Summary of "[ИАД, весна 2025] Рекомендательные системы, 2"
Summary — main ideas and lessons
1) Topic and context
- The lecture/seminar covers early (historical and practical) recommender system models:
- Emphasis on collaborative filtering (CF), especially memory-based (neighborhood) approaches.
- Introduction to a matrix-based item-item learning approach (SLIM-like model).
- A practical seminar runs a reproducible notebook (course repository) on a MovieLens dataset (here the 1M version) to demonstrate training, validation and metrics.
2) Historical motivation and intuition
- Collaborative filtering grew from people annotating/filtering content (moderation, tagging) so others could find relevant items. Modern CF automates this with machine learning.
- The catalog-size / filtering problem: explicit filters (size, color, etc.) reduce choice; CF aims to automatically surface relevant items from a large catalog.
3) Types of collaborative filtering
- Memory-based (neighborhood) methods — focus of this lecture:
- Use observed ratings directly (no large parameterized model).
- User-based CF: compute similarity between users; predict a target user’s rating by aggregating ratings from similar users.
- Item-based CF: compute similarity between items; predict a user’s rating for an item by aggregating the user’s ratings of similar items.
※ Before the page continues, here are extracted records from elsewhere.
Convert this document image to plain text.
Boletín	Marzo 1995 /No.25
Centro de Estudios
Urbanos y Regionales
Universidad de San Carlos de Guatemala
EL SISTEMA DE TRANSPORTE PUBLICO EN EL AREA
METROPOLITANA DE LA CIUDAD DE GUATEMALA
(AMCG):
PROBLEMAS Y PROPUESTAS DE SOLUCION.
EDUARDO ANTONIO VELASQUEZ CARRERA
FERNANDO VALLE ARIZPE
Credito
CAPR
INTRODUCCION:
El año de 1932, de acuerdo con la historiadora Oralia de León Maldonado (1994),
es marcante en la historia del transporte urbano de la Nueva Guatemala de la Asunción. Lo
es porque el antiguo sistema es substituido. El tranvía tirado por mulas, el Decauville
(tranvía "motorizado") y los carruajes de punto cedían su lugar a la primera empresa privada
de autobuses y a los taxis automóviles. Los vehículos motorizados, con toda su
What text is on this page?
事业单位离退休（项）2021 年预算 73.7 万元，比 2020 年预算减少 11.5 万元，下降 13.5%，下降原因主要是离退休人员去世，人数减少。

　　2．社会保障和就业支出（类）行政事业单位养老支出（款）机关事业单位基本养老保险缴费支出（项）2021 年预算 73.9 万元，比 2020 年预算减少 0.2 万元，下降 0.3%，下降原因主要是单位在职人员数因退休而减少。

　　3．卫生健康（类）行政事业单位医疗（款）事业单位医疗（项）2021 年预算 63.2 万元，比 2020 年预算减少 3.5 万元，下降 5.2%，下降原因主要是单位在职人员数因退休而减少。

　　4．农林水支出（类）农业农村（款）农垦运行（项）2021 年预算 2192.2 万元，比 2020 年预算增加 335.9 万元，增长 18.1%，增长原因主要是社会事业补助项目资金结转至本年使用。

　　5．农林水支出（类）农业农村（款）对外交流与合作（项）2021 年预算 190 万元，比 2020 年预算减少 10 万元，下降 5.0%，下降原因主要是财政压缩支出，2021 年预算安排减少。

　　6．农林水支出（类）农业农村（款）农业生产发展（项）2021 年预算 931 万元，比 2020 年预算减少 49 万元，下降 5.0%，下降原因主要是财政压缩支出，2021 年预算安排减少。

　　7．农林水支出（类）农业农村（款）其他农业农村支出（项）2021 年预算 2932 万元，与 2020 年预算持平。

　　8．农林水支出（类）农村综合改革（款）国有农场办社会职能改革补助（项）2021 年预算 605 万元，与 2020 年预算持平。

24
- Model-based methods (covered later): learn parameterized models (matrix factorization, neural methods, etc.).
4) User-based vs. item-based — pros and cons
- Item-based:
- Similarities between items are usually more stable over time (item relationships change slowly).
- Often gives higher practical quality.
- User-based:
- Can find serendipitous or unexpected matches because user tastes may change.
- Conceptually both approaches follow the same pattern: compute similarity, then aggregate neighbors’ signals.
5) Formal setup and goals
- Given a sparse user-item rating matrix R:
- Predict missing ratings (rating prediction).
- Produce for each user a ranked list of top-N recommendations (ranking). Predicted ratings can be sorted to obtain recommendations.
- Notation:
- I_u = items with known ratings by user u.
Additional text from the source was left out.